Damn, this is a strikingly simple modification. Basically, modern deep learning optimizers typically calculate the update to the weights each step using some kind of momentum and/or LR scaling based on the running variance of the gradients. This means that, in theory, the actual "instantaneous" gradients from a particular backward pass might point in a different direction than the actual update the optimizer applies. The change the authors propose is to simply ignore any parameter updates proposed by the optimizer that have the opposite sign of the current gradient from the most recent backwards pass. They're essentially saying "only apply the long-term stabilized update where it agrees with the current 'instantaneous' gradient." They show that this simple change significantly speeds up model training.

I'm pretty intrigued by this, but will, as usual, wait for independent replications to come out before I fully believe it. That said, because of how simple this is, I'd expect such replications to happen within 24 hours.
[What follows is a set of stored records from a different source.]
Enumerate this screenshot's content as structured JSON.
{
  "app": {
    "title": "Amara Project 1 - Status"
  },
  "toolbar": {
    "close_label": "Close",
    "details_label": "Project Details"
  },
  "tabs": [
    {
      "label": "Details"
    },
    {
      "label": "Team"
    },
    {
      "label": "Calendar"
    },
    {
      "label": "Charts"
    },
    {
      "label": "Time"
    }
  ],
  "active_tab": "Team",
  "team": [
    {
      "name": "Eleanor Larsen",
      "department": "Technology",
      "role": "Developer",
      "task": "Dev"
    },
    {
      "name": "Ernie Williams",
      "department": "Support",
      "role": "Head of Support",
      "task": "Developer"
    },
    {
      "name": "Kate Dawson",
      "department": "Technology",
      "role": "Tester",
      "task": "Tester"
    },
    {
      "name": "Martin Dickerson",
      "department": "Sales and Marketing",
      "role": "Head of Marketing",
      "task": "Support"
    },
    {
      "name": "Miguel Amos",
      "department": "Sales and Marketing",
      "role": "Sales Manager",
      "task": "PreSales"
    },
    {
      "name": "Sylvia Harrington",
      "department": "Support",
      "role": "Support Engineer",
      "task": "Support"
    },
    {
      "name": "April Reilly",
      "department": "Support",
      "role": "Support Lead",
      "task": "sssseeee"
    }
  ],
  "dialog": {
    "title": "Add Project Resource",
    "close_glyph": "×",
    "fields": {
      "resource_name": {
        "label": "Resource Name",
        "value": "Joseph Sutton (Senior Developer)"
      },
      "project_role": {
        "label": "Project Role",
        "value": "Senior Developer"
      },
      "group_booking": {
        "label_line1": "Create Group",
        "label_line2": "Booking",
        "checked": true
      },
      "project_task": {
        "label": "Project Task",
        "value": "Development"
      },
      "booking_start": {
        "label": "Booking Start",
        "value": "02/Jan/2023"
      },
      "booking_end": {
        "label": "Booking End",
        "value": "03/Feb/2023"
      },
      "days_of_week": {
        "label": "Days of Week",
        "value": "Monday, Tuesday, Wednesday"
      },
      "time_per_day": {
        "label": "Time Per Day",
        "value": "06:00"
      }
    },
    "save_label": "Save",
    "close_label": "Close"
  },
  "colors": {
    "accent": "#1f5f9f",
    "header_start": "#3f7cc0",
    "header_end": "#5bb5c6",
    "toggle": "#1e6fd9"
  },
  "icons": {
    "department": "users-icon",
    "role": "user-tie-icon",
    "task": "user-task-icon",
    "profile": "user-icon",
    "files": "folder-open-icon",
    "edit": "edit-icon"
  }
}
Exciting work!

shoubidouwah 4 months ago

I wonder if there mioght not be an opportunity for a warmup based mask inversion: for the first few epoches, only apply the momentum agreeing with instantaneous - after that, invert it since the momentum would technically have more info?
In any case, good idea - reminds me of the "apply same gradient multiple times" trick from a few years ago. May have weird behaviours at low batch sizes though...